AF: We have found that in early stages of neurogenesis, when the neural stem cells are supposed to differentiate, you can already detect some phenotypes that were believed to appear much later in development. In other words, we have found that it’s not that the neurons of neurodevelopmental disorder patients developed normally and started going wrong later, but actually they were already not functioning as they should early in their development. This is also the case for mental disorders such as schizophrenia: you can have be diagnosed at 28 years old, but it doesn’t mean that the problem started there. Maybe the development seemed functional because it didn’t reach a threshold to be noticeable, and they almost did it as a healthy control but not exactly like that, and then the issues continued developing later on until the first visible manifestations started to emerge.

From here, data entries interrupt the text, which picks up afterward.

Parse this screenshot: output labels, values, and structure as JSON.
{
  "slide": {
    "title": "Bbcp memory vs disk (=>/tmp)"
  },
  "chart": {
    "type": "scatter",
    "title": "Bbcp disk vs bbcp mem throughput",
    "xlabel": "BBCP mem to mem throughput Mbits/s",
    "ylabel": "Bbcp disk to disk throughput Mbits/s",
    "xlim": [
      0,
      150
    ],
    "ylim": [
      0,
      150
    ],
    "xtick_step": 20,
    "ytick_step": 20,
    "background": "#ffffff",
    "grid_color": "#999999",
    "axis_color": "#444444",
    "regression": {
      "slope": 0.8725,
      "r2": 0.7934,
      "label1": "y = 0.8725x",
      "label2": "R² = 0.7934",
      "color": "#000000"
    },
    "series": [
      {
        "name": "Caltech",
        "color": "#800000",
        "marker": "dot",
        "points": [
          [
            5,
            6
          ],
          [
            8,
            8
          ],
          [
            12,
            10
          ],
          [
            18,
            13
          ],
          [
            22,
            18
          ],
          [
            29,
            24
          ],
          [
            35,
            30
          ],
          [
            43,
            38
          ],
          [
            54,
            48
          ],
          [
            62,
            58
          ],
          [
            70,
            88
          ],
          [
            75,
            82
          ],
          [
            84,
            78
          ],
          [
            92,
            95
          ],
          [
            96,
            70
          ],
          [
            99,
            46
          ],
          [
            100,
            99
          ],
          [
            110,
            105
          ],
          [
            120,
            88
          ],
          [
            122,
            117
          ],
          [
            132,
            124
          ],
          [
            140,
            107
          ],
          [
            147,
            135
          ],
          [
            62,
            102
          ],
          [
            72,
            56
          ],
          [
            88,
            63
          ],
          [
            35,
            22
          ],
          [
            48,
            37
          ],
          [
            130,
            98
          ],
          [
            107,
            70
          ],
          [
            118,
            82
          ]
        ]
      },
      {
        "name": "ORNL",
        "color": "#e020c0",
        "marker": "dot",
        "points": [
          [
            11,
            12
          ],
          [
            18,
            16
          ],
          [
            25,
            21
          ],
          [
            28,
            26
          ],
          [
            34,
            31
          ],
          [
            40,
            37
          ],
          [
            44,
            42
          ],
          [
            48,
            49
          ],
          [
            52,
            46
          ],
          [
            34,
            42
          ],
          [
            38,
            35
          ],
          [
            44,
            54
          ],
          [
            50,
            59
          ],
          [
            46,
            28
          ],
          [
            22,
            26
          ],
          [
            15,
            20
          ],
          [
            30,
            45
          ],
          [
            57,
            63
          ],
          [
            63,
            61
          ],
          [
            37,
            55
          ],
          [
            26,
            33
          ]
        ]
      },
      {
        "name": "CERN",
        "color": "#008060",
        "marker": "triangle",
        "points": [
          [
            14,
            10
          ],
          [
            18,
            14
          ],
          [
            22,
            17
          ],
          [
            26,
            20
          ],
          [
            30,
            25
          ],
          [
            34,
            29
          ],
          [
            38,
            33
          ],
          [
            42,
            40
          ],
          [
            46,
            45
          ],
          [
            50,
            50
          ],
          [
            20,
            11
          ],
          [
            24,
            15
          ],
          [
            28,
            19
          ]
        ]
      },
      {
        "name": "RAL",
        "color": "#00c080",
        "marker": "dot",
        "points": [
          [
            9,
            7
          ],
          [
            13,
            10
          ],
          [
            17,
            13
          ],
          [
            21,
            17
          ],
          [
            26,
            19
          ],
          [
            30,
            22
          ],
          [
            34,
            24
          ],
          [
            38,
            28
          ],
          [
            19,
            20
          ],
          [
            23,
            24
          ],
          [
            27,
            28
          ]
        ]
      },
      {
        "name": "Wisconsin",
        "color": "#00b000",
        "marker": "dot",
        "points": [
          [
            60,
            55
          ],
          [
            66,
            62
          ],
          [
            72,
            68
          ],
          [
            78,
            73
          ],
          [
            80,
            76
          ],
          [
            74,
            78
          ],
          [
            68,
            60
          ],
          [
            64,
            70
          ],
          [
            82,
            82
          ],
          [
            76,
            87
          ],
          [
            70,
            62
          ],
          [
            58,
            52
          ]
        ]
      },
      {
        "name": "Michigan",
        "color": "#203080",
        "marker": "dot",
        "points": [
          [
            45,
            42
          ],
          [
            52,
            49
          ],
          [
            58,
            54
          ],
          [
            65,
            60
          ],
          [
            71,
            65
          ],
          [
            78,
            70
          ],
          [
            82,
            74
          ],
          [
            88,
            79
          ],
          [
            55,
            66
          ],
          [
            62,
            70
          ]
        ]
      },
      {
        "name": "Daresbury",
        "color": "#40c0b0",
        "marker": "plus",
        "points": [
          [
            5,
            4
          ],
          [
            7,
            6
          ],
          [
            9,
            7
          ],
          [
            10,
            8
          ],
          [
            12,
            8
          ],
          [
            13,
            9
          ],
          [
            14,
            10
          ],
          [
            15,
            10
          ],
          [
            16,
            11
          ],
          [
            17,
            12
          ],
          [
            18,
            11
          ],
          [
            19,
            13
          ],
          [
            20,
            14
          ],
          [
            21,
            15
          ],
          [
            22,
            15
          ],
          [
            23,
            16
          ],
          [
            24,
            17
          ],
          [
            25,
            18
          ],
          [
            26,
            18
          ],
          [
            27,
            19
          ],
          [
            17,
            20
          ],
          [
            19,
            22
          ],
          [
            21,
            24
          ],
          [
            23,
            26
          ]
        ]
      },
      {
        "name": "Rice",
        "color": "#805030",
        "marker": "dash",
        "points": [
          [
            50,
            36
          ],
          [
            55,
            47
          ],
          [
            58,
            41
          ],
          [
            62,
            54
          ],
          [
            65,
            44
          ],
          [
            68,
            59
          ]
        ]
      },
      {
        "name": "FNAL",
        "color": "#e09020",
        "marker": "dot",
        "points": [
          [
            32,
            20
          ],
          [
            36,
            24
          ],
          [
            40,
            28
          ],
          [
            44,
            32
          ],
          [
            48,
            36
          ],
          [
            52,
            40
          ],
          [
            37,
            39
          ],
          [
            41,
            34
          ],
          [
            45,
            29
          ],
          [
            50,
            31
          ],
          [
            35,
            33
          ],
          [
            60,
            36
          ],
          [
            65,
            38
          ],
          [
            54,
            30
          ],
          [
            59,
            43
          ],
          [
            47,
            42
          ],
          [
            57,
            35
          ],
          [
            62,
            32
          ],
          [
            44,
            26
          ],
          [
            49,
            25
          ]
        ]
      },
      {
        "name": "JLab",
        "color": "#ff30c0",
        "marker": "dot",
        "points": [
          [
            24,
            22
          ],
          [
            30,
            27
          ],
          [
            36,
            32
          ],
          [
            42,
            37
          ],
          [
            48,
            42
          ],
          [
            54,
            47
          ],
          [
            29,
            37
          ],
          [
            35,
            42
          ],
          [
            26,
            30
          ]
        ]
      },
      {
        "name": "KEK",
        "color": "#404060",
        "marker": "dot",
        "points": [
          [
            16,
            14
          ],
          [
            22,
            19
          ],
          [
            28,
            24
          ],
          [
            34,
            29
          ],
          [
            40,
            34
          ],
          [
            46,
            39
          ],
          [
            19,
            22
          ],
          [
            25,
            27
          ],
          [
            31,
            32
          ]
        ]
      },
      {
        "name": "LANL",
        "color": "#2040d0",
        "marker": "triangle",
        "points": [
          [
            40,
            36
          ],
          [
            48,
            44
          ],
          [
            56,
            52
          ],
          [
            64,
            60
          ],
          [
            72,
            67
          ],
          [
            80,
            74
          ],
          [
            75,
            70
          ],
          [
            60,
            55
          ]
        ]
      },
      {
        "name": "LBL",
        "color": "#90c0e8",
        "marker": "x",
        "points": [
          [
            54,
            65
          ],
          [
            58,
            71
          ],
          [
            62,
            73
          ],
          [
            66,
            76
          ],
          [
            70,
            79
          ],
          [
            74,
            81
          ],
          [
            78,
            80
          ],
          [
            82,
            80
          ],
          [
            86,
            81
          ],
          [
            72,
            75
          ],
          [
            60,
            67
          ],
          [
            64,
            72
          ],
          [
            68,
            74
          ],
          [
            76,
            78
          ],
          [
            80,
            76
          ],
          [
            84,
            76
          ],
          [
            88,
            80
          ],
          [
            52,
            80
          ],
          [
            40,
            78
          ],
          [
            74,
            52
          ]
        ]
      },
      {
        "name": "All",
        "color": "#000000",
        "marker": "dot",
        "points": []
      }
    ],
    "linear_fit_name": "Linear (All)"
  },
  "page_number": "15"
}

JGR: What are the black boxes in this field of study?
AF: We don’t know perfectly how to do iPS cultures in a way that the cells are very standardized. It’s still a discussion in the field and because certain iPS cells are better suited to develop a certain kind of cell than other iPS cells. And yet, both iPS come from healthy people with a functional brain, so it’s very strange. So I would say the black box lays there, in the complete standardization of the iPS cultures with no epigenetic traces.
JGR: How do you envision the evolution of the field from now to 2050?
AF: I think we will use stem cells for curing diseases where cells have died or have been injured. We are definitely going to do replacement therapies in human with cells coming from iPS cells.
JGR: What is the most science-fiction experiment that you would do if you could?
AF: Well, the organoids are like mini brains floating around a dish. But in these conditions they lack vessels, they lack immune system, etc. So the science fiction experiment would be to really create mini brains but with all the other tissues that are actually in the brain. But that comes with ethical considerations. What about if these mini brains start thinking?
JGR: Do you have a message you would like to share with the readers?
AF: Go for what is fun! Don’t think too much about what other people are doing, just follow the joy.